Sunday, January 20, 2008

what's the point?

a few days ago, a chaplain engaged a small group of us church folk (agency staff and seminarians) in a conversation that could be boiled down to one question: what's the point?

what's the point of church, of lifting up each other's concerns in service, of...well, of it all i suppose. and i shared a point of view that i've always held, but never really voiced. "who am i to not feel the pain of another?" it could be doctored up a bit grammatically and given a touch of elegance, but this embodies my struggle to feel the pain of another even though i am half a world away. why am i so privileged as to have been born on u.s. soil? so that my reality is preoccupied with future career plans and if i'll ever get married...as opposed to sanitary water, malaria and feeding my family.

who am i not to also suffer these things? to worry about the same things that people my age and younger are concerned with?

so i mentioned this to a few people around me and they basically responded with, "but that's so heavy, i would be crushed under that burden." seriously? would we be crushed because we were too concerned about other people? we are so fearful of succumbing to the overwhelming hopelessness that situations in ghana, nicaragua, cambodia present - but have we ever tried to fully make their concerns and struggles our own?

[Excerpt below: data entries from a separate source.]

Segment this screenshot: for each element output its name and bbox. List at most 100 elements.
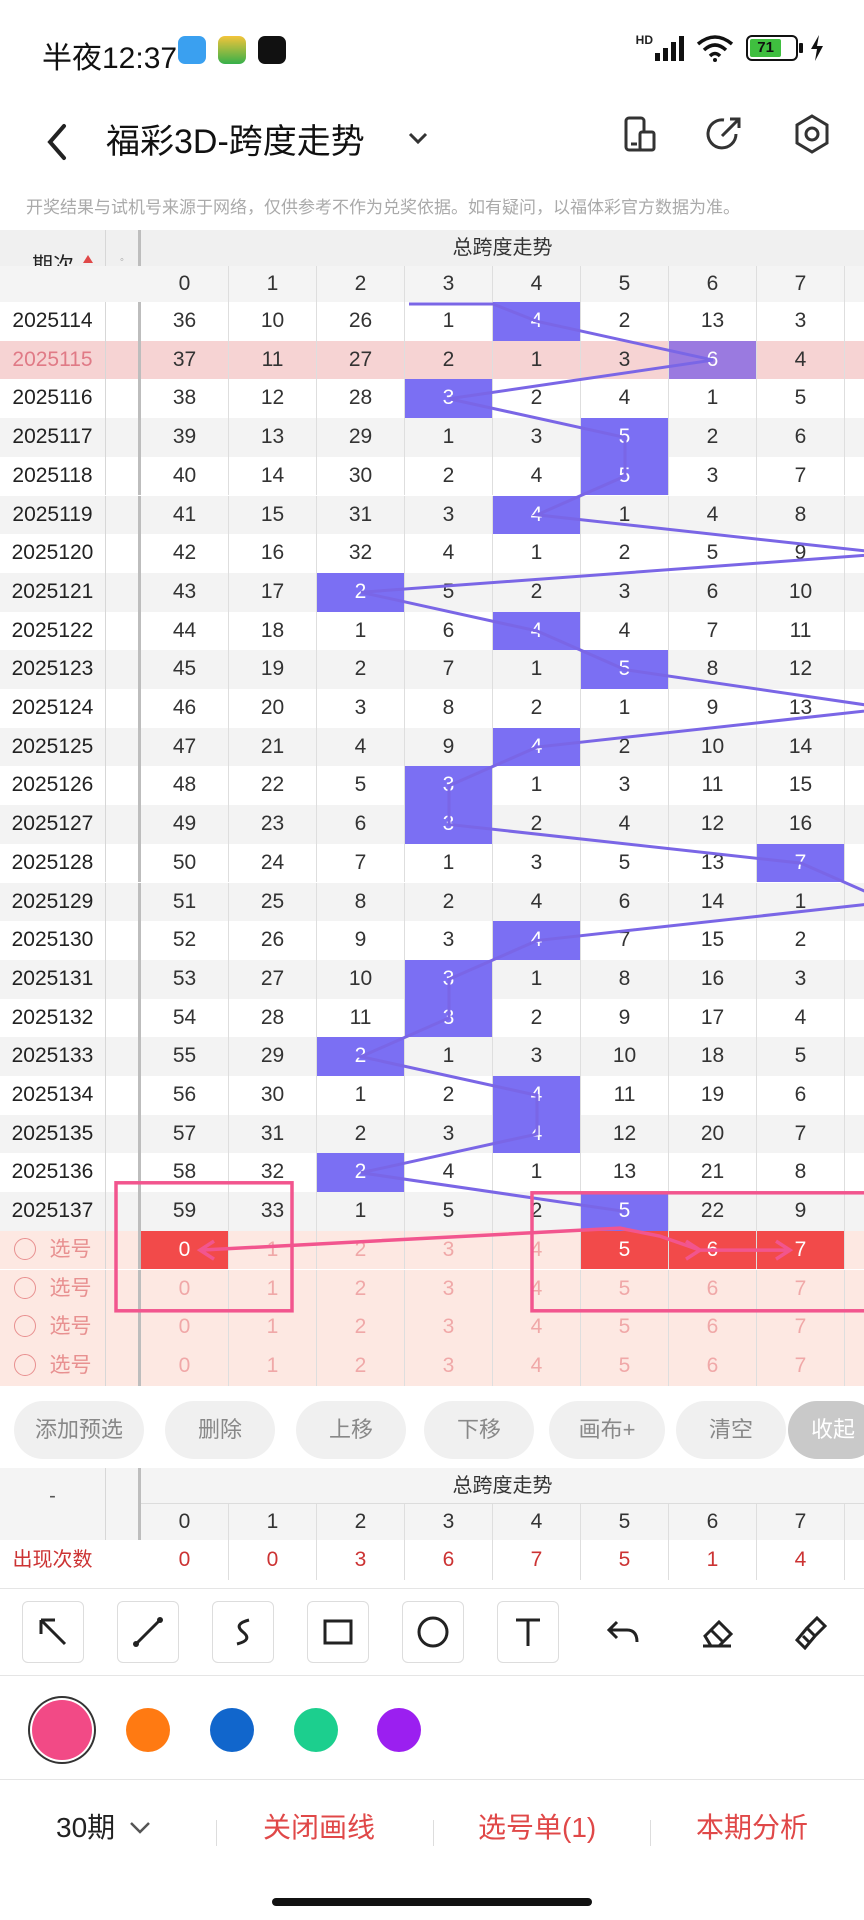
share-icon[interactable]	[700, 110, 748, 158]
close-lines-button[interactable]: 关闭画线	[263, 1812, 376, 1843]
pick-row[interactable]: 选号 0 1 2 3 4 5 6 7	[0, 1230, 864, 1270]
period-number: 2025121	[11, 579, 94, 603]
delete-button[interactable]: 删除	[165, 1401, 275, 1459]
move-down-button[interactable]: 下移	[424, 1401, 534, 1459]
color-swatch[interactable]	[126, 1708, 170, 1752]
radio-icon[interactable]	[13, 1315, 36, 1338]
text-tool[interactable]	[497, 1601, 559, 1663]
pick-label: 选号	[49, 1315, 92, 1339]
period-selector[interactable]: 30期	[56, 1806, 153, 1846]
omission-cell: 16	[757, 805, 845, 844]
pick-cell[interactable]: 0	[141, 1269, 229, 1309]
radio-icon[interactable]	[13, 1353, 36, 1376]
add-preselect-button[interactable]: 添加预选	[14, 1401, 144, 1459]
arrow-icon	[39, 1618, 67, 1646]
pick-cell[interactable]: 2	[317, 1230, 405, 1270]
arrow-tool[interactable]	[22, 1601, 84, 1663]
color-swatch[interactable]	[210, 1708, 254, 1752]
omission-cell: 49	[141, 805, 229, 844]
pick-cell[interactable]: 1	[229, 1308, 317, 1347]
pick-cell-selected[interactable]: 0	[141, 1230, 229, 1270]
canvas-plus-button[interactable]: 画布+	[549, 1401, 665, 1459]
pick-cell[interactable]: 3	[405, 1269, 493, 1309]
settings-icon[interactable]	[788, 110, 836, 158]
color-swatch[interactable]	[32, 1700, 92, 1760]
omission-cell: 50	[141, 843, 229, 883]
pick-cell[interactable]: 5	[581, 1308, 669, 1347]
line-tool[interactable]	[117, 1601, 179, 1663]
pick-cell[interactable]: 5	[581, 1269, 669, 1309]
move-up-button[interactable]: 上移	[296, 1401, 406, 1459]
curve-tool[interactable]	[212, 1601, 274, 1663]
pick-list-button[interactable]: 选号单(1)	[478, 1812, 597, 1843]
pick-cell[interactable]: 3	[405, 1346, 493, 1386]
omission-cell: 12	[757, 650, 845, 689]
pick-cell[interactable]: 7	[757, 1346, 845, 1386]
circle-tool[interactable]	[402, 1601, 464, 1663]
app-header: 福彩3D-跨度走势	[0, 100, 864, 190]
pick-label: 选号	[49, 1353, 92, 1377]
pick-cell[interactable]: 2	[317, 1346, 405, 1386]
radio-icon[interactable]	[13, 1237, 36, 1260]
pick-cell-selected[interactable]: 5	[581, 1230, 669, 1270]
eraser-tool[interactable]	[686, 1601, 748, 1663]
table-row: 2025130 52 26 9 3 4 7 15 2	[0, 921, 864, 960]
pick-cell[interactable]: 1	[229, 1230, 317, 1270]
table-row: 2025124 46 20 3 8 2 1 9 13	[0, 689, 864, 728]
pick-cell[interactable]: 0	[141, 1346, 229, 1386]
pick-cell[interactable]: 2	[317, 1269, 405, 1309]
layout-switch-icon[interactable]	[616, 110, 664, 158]
back-icon[interactable]	[38, 112, 78, 172]
radio-icon[interactable]	[13, 1276, 36, 1299]
period-number: 2025135	[11, 1121, 94, 1145]
pick-row[interactable]: 选号 0 1 2 3 4 5 6 7	[0, 1346, 864, 1386]
period-number: 2025129	[11, 889, 94, 913]
period-number: 2025132	[11, 1005, 94, 1029]
pick-cell[interactable]: 5	[581, 1346, 669, 1386]
omission-cell: 2	[493, 572, 581, 612]
chevron-down-icon[interactable]	[404, 124, 432, 152]
omission-cell: 54	[141, 998, 229, 1038]
omission-cell: 53	[141, 959, 229, 999]
pick-cell[interactable]: 1	[229, 1269, 317, 1309]
page-title[interactable]: 福彩3D-跨度走势	[106, 123, 365, 161]
pick-cell[interactable]: 7	[757, 1308, 845, 1347]
pick-cell[interactable]: 4	[493, 1346, 581, 1386]
pick-cell[interactable]: 6	[669, 1269, 757, 1309]
pick-row[interactable]: 选号 0 1 2 3 4 5 6 7	[0, 1308, 864, 1347]
pick-row-label[interactable]: 选号	[0, 1347, 105, 1386]
pick-cell[interactable]: 6	[669, 1308, 757, 1347]
table-row: 2025132 54 28 11 3 2 9 17 4	[0, 998, 864, 1038]
pick-row-label[interactable]: 选号	[0, 1308, 105, 1347]
color-swatch[interactable]	[294, 1708, 338, 1752]
clear-tool[interactable]	[780, 1601, 842, 1663]
pick-cell[interactable]: 1	[229, 1346, 317, 1386]
color-swatch[interactable]	[377, 1708, 421, 1752]
omission-cell: 19	[229, 650, 317, 689]
hit-cell: 4	[493, 495, 581, 535]
table-row: 2025114 36 10 26 1 4 2 13 3	[0, 302, 864, 341]
summary-column-2: 2	[317, 1504, 405, 1540]
pick-row-label[interactable]: 选号	[0, 1270, 105, 1309]
pick-cell[interactable]: 4	[493, 1269, 581, 1309]
collapse-button[interactable]: 收起	[788, 1401, 864, 1459]
omission-cell: 3	[581, 340, 669, 380]
omission-cell: 3	[405, 1114, 493, 1154]
pick-row-label[interactable]: 选号	[0, 1231, 105, 1270]
pick-row[interactable]: 选号 0 1 2 3 4 5 6 7	[0, 1269, 864, 1309]
pick-cell[interactable]: 2	[317, 1308, 405, 1347]
pick-cell[interactable]: 3	[405, 1230, 493, 1270]
pick-cell-selected[interactable]: 7	[757, 1230, 845, 1270]
rectangle-tool[interactable]	[307, 1601, 369, 1663]
pick-cell[interactable]: 6	[669, 1346, 757, 1386]
pick-cell[interactable]: 0	[141, 1308, 229, 1347]
undo-tool[interactable]	[592, 1601, 654, 1663]
pick-cell[interactable]: 4	[493, 1230, 581, 1270]
pick-cell[interactable]: 4	[493, 1308, 581, 1347]
pick-cell-selected[interactable]: 6	[669, 1230, 757, 1270]
pick-cell[interactable]: 7	[757, 1269, 845, 1309]
clear-button[interactable]: 清空	[676, 1401, 786, 1459]
pick-cell[interactable]: 3	[405, 1308, 493, 1347]
period-analysis-button[interactable]: 本期分析	[696, 1812, 809, 1843]
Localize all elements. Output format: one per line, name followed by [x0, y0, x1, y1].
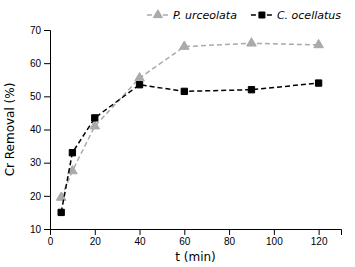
tick-label: 100: [266, 236, 283, 247]
tick: 40: [134, 229, 146, 247]
legend-symbol: [153, 10, 162, 18]
y-axis: 10 20 30 40 50 60 70: [30, 25, 51, 235]
point: [180, 41, 190, 49]
tick-mark: [95, 229, 96, 235]
tick: 70: [30, 25, 50, 36]
tick-label: 40: [134, 236, 146, 247]
legend-item: C. ocellatus: [251, 9, 341, 22]
tick-label: 70: [30, 25, 42, 36]
point: [247, 38, 257, 46]
point: [181, 88, 187, 94]
legend-label: C. ocellatus: [277, 9, 341, 22]
tick: 20: [90, 229, 102, 247]
axis-line: [51, 230, 342, 236]
point: [136, 82, 142, 88]
tick: 50: [30, 91, 50, 102]
tick-label: 120: [311, 236, 328, 247]
tick: 10: [30, 224, 50, 235]
tick-label: 20: [30, 191, 42, 202]
tick-label: 40: [30, 124, 42, 135]
tick-label: 0: [48, 236, 54, 247]
point: [92, 115, 98, 121]
marks: [56, 38, 323, 216]
tick: 80: [224, 229, 236, 247]
tick-mark: [44, 196, 50, 197]
chart: 0 20 40 60 80 100 120 10 20 30 40 50 60 70 t (min) Cr R…: [0, 0, 355, 267]
legend: P. urceolata C. ocellatus: [147, 9, 341, 22]
plot: 0 20 40 60 80 100 120 10 20 30 40 50 60 70: [30, 25, 342, 247]
tick-label: 20: [90, 236, 102, 247]
tick: 60: [179, 229, 191, 247]
tick-label: 30: [30, 157, 42, 168]
tick-mark: [184, 229, 185, 235]
axis-line: [44, 31, 51, 230]
tick-mark: [44, 63, 50, 64]
series-line: [61, 43, 318, 197]
tick: 100: [266, 229, 283, 247]
point: [248, 87, 254, 93]
legend-symbol: [259, 12, 265, 18]
tick: 20: [30, 191, 50, 202]
legend-label: P. urceolata: [173, 9, 237, 22]
point: [58, 209, 64, 215]
tick: 60: [30, 58, 50, 69]
point: [135, 73, 145, 81]
y-axis-title: Cr Removal (%): [3, 83, 17, 177]
tick-label: 80: [224, 236, 236, 247]
tick: 30: [30, 157, 50, 168]
x-axis: 0 20 40 60 80 100 120: [48, 229, 342, 247]
tick-mark: [274, 229, 275, 235]
tick-mark: [319, 229, 320, 235]
tick-mark: [44, 30, 50, 31]
series-line: [61, 83, 318, 212]
tick-label: 60: [30, 58, 42, 69]
tick-label: 10: [30, 224, 42, 235]
x-axis-title: t (min): [175, 250, 216, 264]
point: [314, 39, 324, 47]
tick-mark: [44, 130, 50, 131]
tick-mark: [44, 163, 50, 164]
tick-mark: [44, 229, 50, 230]
point: [69, 150, 75, 156]
tick: 40: [30, 124, 50, 135]
tick: 0: [48, 229, 54, 247]
tick-mark: [44, 96, 50, 97]
tick: 120: [311, 229, 328, 247]
tick-label: 50: [30, 91, 42, 102]
tick-mark: [140, 229, 141, 235]
tick-label: 60: [179, 236, 191, 247]
tick-mark: [229, 229, 230, 235]
point: [315, 80, 321, 86]
legend-item: P. urceolata: [147, 9, 237, 22]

clearly, we will never know the full extent to which poverty, dirty water, unpaved roads, lack of education affect their lives, our privilege prevents that from happening, but what if we believed that their issues were our own? i really don't think we would we be crushed by that burden. call me naive but i think it would make us more hopeful because in humanizing the suffering "other", we can relate better and are more inspired to do something. and then on the other hand, if i am crushed under this burden, i say better me than them.